NHKM İzmir adına etkinliğin açılış konuşmasını yapan Yönetim Kurulu üyesi Asaf Güven Aksel, bu etkinliğin, NHKM'nin yeni binasının 1. yılı, NHKM kursiyerlerinin kendi üretimleri olan bir oyunla seyirci karşısına çıkması ve 15 - 16 Haziran işçilerin işçi direnişleri olmak üzere üç önemli nedeni olduğunu söylerken bu bağa işaret etti. 

Asaf Güven Aksel konuşmasında,  NHKM adına bir senelik dönemi nasıl gördüklerine dair; 

Bu bir yılda, ayda ortalama 20 etkinlikle, oyunlarla, konserlerle, söyleşilerle, filmlerle açık tuttuk kapımızı, öngörümüzün üzerinde bir izleyici ortalamasıyla buluştuk. Salon arayan grupların, turnedeki sanatçıların ilk ağızda aklına gelen bir dost kapısı olduk.

İzmir'in kent merkezinde, tam göbeğinde, yeniden bir kültür vahası yarattık. Piyasanın, gericiliğin, sanata ve sanatçıya baskıların, içeriksizliğin, çoraklaşan ve ucuzlayan kültürel iklimin karşısına dikildik, "yağma yok" dedik ve başardık. 
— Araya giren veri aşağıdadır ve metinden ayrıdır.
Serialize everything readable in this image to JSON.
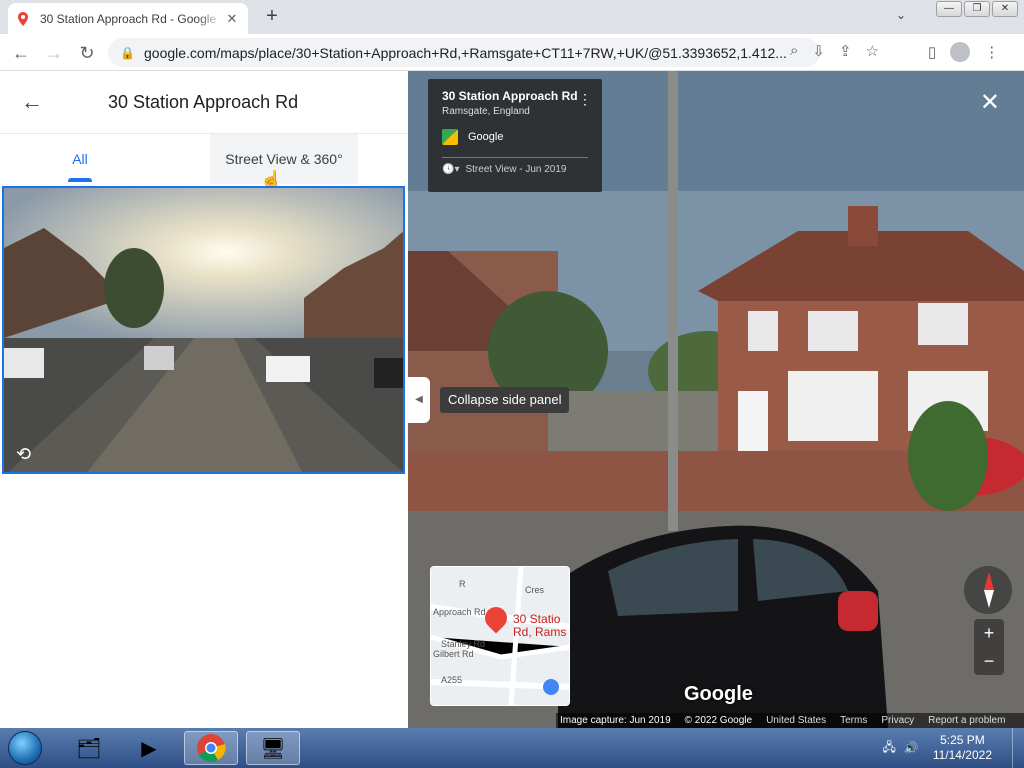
{
  "browser": {
    "tab_title": "30 Station Approach Rd - Google",
    "url": "google.com/maps/place/30+Station+Approach+Rd,+Ramsgate+CT11+7RW,+UK/@51.3393652,1.412..."
  },
  "panel": {
    "title": "30 Station Approach Rd",
    "tabs": [
      "All",
      "Street View & 360°"
    ]
  },
  "street_view": {
    "place_name": "30 Station Approach Rd",
    "place_sub": "Ramsgate, England",
    "source": "Google",
    "date": "Street View - Jun 2019",
    "tooltip": "Collapse side panel",
    "logo": "Google",
    "minimap_labels": [
      "Approach Rd",
      "Stanley Rd",
      "Gilbert Rd",
      "A255",
      "Cres",
      "R"
    ],
    "minimap_pin_label": "30 Statio Rd, Rams",
    "zoom_in": "+",
    "zoom_out": "−"
  },
  "footer": {
    "capture": "Image capture: Jun 2019",
    "copyright": "© 2022 Google",
    "region": "United States",
    "terms": "Terms",
    "privacy": "Privacy",
    "report": "Report a problem"
  },
  "taskbar": {
    "time": "5:25 PM",
    "date": "11/14/2022"
  }
}
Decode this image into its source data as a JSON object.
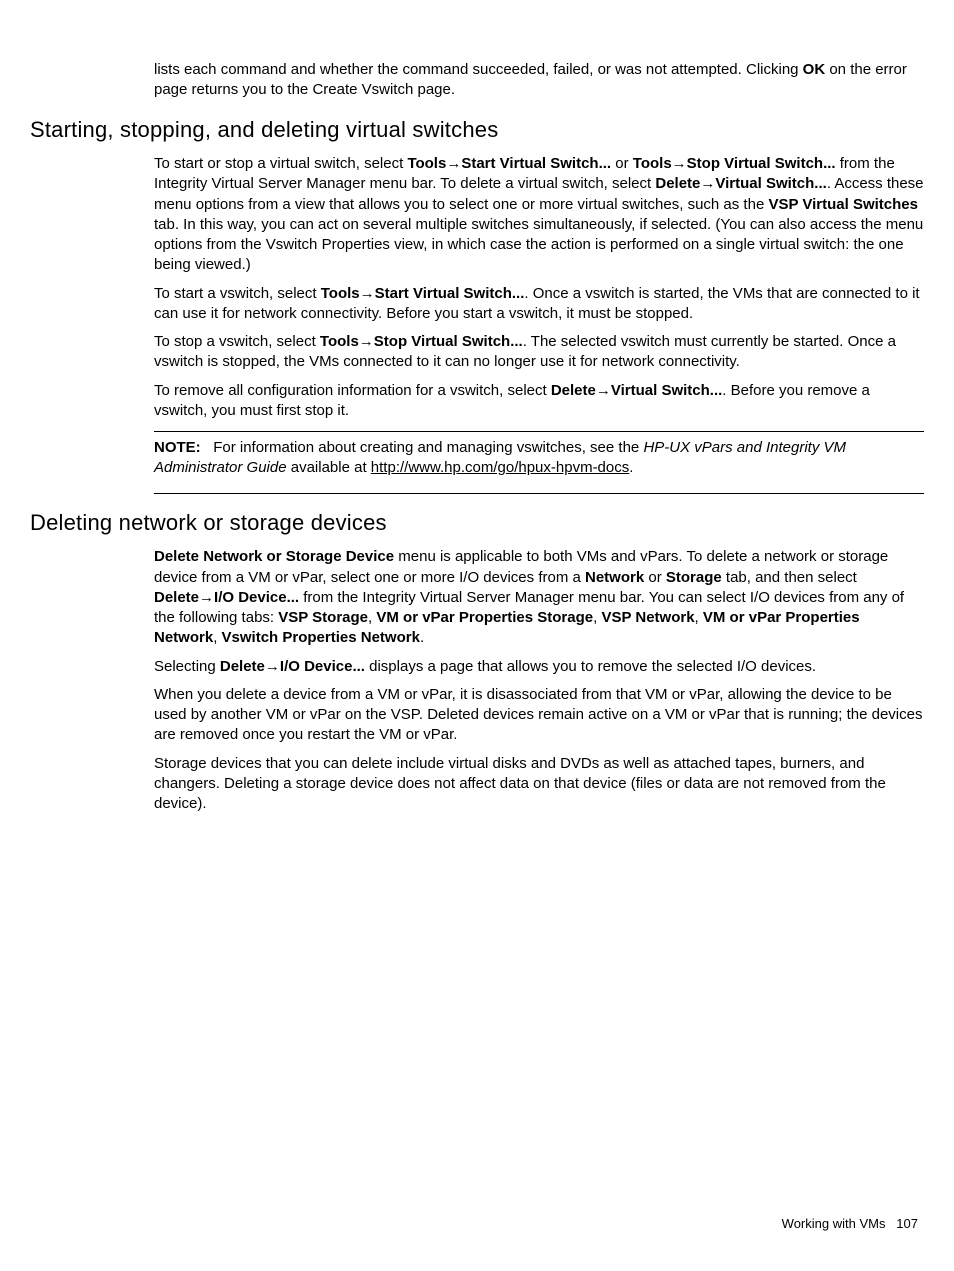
{
  "intro": {
    "p1_a": "lists each command and whether the command succeeded, failed, or was not attempted. Clicking ",
    "p1_b": "OK",
    "p1_c": " on the error page returns you to the Create Vswitch page."
  },
  "sec1": {
    "heading": "Starting, stopping, and deleting virtual switches",
    "p1_a": "To start or stop a virtual switch, select ",
    "p1_b": "Tools",
    "p1_c": "Start Virtual Switch...",
    "p1_d": " or ",
    "p1_e": "Tools",
    "p1_f": "Stop Virtual Switch...",
    "p1_g": " from the Integrity Virtual Server Manager menu bar. To delete a virtual switch, select ",
    "p1_h": "Delete",
    "p1_i": "Virtual Switch...",
    "p1_j": ". Access these menu options from a view that allows you to select one or more virtual switches, such as the ",
    "p1_k": "VSP Virtual Switches",
    "p1_l": " tab. In this way, you can act on several multiple switches simultaneously, if selected. (You can also access the menu options from the Vswitch Properties view, in which case the action is performed on a single virtual switch: the one being viewed.)",
    "p2_a": "To start a vswitch, select ",
    "p2_b": "Tools",
    "p2_c": "Start Virtual Switch...",
    "p2_d": ". Once a vswitch is started, the VMs that are connected to it can use it for network connectivity. Before you start a vswitch, it must be stopped.",
    "p3_a": "To stop a vswitch, select ",
    "p3_b": "Tools",
    "p3_c": "Stop Virtual Switch...",
    "p3_d": ". The selected vswitch must currently be started. Once a vswitch is stopped, the VMs connected to it can no longer use it for network connectivity.",
    "p4_a": "To remove all configuration information for a vswitch, select ",
    "p4_b": "Delete",
    "p4_c": "Virtual Switch...",
    "p4_d": ". Before you remove a vswitch, you must first stop it.",
    "note_label": "NOTE:",
    "note_a": "For information about creating and managing vswitches, see the ",
    "note_b": "HP-UX vPars and Integrity VM Administrator Guide",
    "note_c": " available at ",
    "note_link": "http://www.hp.com/go/hpux-hpvm-docs",
    "note_d": "."
  },
  "sec2": {
    "heading": "Deleting network or storage devices",
    "p1_a": "Delete Network or Storage Device",
    "p1_b": " menu is applicable to both VMs and vPars. To delete a network or storage device from a VM or vPar, select one or more I/O devices from a ",
    "p1_c": "Network",
    "p1_d": " or ",
    "p1_e": "Storage",
    "p1_f": " tab, and then select ",
    "p1_g": "Delete",
    "p1_h": "I/O Device...",
    "p1_i": " from the Integrity Virtual Server Manager menu bar. You can select I/O devices from any of the following tabs: ",
    "p1_j": "VSP Storage",
    "p1_k": ", ",
    "p1_l": "VM or vPar Properties Storage",
    "p1_m": ", ",
    "p1_n": "VSP Network",
    "p1_o": ", ",
    "p1_p": "VM or vPar Properties Network",
    "p1_q": ", ",
    "p1_r": "Vswitch Properties Network",
    "p1_s": ".",
    "p2_a": "Selecting ",
    "p2_b": "Delete",
    "p2_c": "I/O Device...",
    "p2_d": " displays a page that allows you to remove the selected I/O devices.",
    "p3": "When you delete a device from a VM or vPar, it is disassociated from that VM or vPar, allowing the device to be used by another VM or vPar on the VSP. Deleted devices remain active on a VM or vPar that is running; the devices are removed once you restart the VM or vPar.",
    "p4": "Storage devices that you can delete include virtual disks and DVDs as well as attached tapes, burners, and changers. Deleting a storage device does not affect data on that device (files or data are not removed from the device)."
  },
  "footer": {
    "label": "Working with VMs",
    "page": "107"
  },
  "glyph": {
    "arrow": "→"
  }
}
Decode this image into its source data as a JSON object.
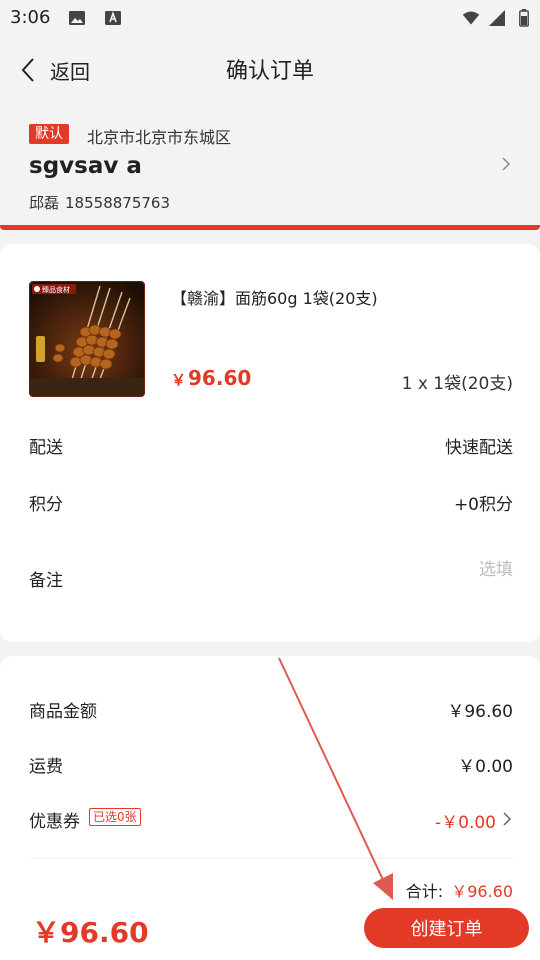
{
  "status_bar": {
    "time": "3:06"
  },
  "nav": {
    "back_label": "返回",
    "title": "确认订单"
  },
  "address": {
    "default_tag": "默认",
    "region": "北京市北京市东城区",
    "name": "sgvsav a",
    "contact_name": "邱磊",
    "phone": "18558875763"
  },
  "product": {
    "name": "【赣渝】面筋60g 1袋(20支)",
    "price_symbol": "￥",
    "price": "96.60",
    "quantity": "1 x 1袋(20支)",
    "thumb_logo_text": "臻品食材"
  },
  "options": {
    "delivery_label": "配送",
    "delivery_value": "快速配送",
    "points_label": "积分",
    "points_value": "+0积分",
    "note_label": "备注",
    "note_placeholder": "选填"
  },
  "summary": {
    "goods_amount_label": "商品金额",
    "goods_amount_value": "￥96.60",
    "shipping_label": "运费",
    "shipping_value": "￥0.00",
    "coupon_label": "优惠券",
    "coupon_badge": "已选0张",
    "coupon_value": "-￥0.00",
    "total_label": "合计:",
    "total_value": "￥96.60"
  },
  "footer": {
    "price": "￥96.60",
    "create_button": "创建订单"
  },
  "colors": {
    "accent": "#e23a26",
    "background": "#f3f3f3",
    "card": "#ffffff"
  }
}
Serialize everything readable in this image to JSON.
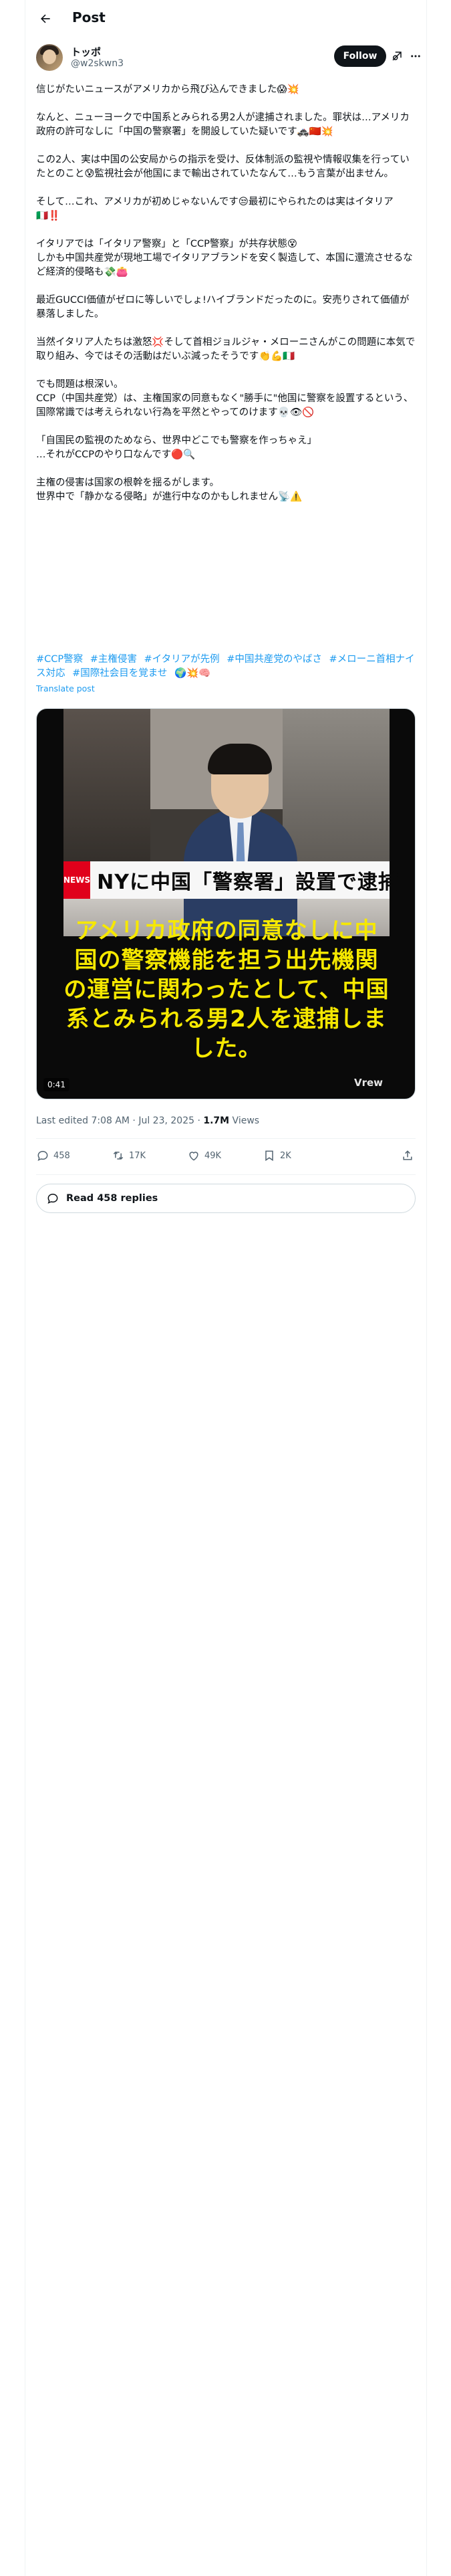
{
  "header": {
    "title": "Post"
  },
  "author": {
    "display_name": "トッポ",
    "handle": "@w2skwn3",
    "follow_label": "Follow"
  },
  "tweet": {
    "paragraphs": [
      "信じがたいニュースがアメリカから飛び込んできました😱💥",
      "なんと、ニューヨークで中国系とみられる男2人が逮捕されました。罪状は…アメリカ政府の許可なしに「中国の警察署」を開設していた疑いです🚓🇨🇳💥",
      "この2人、実は中国の公安局からの指示を受け、反体制派の監視や情報収集を行っていたとのこと😰監視社会が他国にまで輸出されていたなんて…もう言葉が出ません。",
      "そして…これ、アメリカが初めじゃないんです😒最初にやられたのは実はイタリア🇮🇹‼️",
      "イタリアでは「イタリア警察」と「CCP警察」が共存状態😵\nしかも中国共産党が現地工場でイタリアブランドを安く製造して、本国に還流させるなど経済的侵略も💸👛",
      "最近GUCCI価値がゼロに等しいでしょ!ハイブランドだったのに。安売りされて価値が暴落しました。",
      "当然イタリア人たちは激怒💢そして首相ジョルジャ・メローニさんがこの問題に本気で取り組み、今ではその活動はだいぶ減ったそうです👏💪🇮🇹",
      "でも問題は根深い。\nCCP（中国共産党）は、主権国家の同意もなく\"勝手に\"他国に警察を設置するという、国際常識では考えられない行為を平然とやってのけます💀👁🚫",
      "「自国民の監視のためなら、世界中どこでも警察を作っちゃえ」\n…それがCCPのやり口なんです🔴🔍",
      "主権の侵害は国家の根幹を揺るがします。\n世界中で「静かなる侵略」が進行中なのかもしれません📡⚠️"
    ],
    "hashtags": [
      "#CCP警察",
      "#主権侵害",
      "#イタリアが先例",
      "#中国共産党のやばさ",
      "#メローニ首相ナイス対応",
      "#国際社会目を覚ませ",
      "🌍💥🧠"
    ],
    "translate_label": "Translate post"
  },
  "video": {
    "news_tag": "NEWS",
    "lower_third": "NYに中国「警察署」設置で逮捕",
    "caption": "アメリカ政府の同意なしに中国の警察機能を担う出先機関の運営に関わったとして、中国系とみられる男2人を逮捕しました。",
    "watermark": "Vrew",
    "duration": "0:41"
  },
  "meta": {
    "edited": "Last edited 7:08 AM · Jul 23, 2025 · ",
    "views_count": "1.7M",
    "views_label": " Views"
  },
  "actions": {
    "replies": "458",
    "reposts": "17K",
    "likes": "49K",
    "bookmarks": "2K"
  },
  "read_replies_label": "Read 458 replies"
}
Adını gururla taşıdığımız Nâzım Hikmet'le başardık, onun yaşamını örnek aldık, yapıtlarını sırtlandık, yol bildik, yöntem bildik, başardık.
Bu "başardık"taki "biz" öznesi, sizlersiniz. "Biz", imecenin büyük gücüdür. "Dehşetli güzel günlere" inananlardır, boyun eğmeden mücadeleyi sürdürenlerdir. Başka bir dünya, emeğin dünyası mümkün ve insanlık için zorunludur diyenlerdir.

derken kültür merkezinin yeni hedeflerini de şöyle özetledi:

Biz bu bir yıla, attığımız adımlara, henüz yolun çok başı olarak bakıyoruz. Çünkü, varmak istediğimiz hedef, bir kültür merkezi, bir sahne, sinema salonu olmanın çok ötesinde. Ve o hedefte, NHKM, sadece bir bileşen, bir destek unsuru, bir büyük amacın parçası. Amacın kendisi değil.

Bu bilinçle, kültürel sanatsal üretimlerin sahne almasından ibaret görmedik işlevimizi. Üretmek, kendi sözümüzü taşımak zorundaydık da. Atölyeler, çalışma grupları bu yüzden oluşturuldu bünyemizde. 

Sadece "hazır, bir sahnemiz var" mantığıyla da değil, mahalle mahalle, fabrika fabrika, köy köy dolaşacak kültür müfrezeleri hedefleyerek.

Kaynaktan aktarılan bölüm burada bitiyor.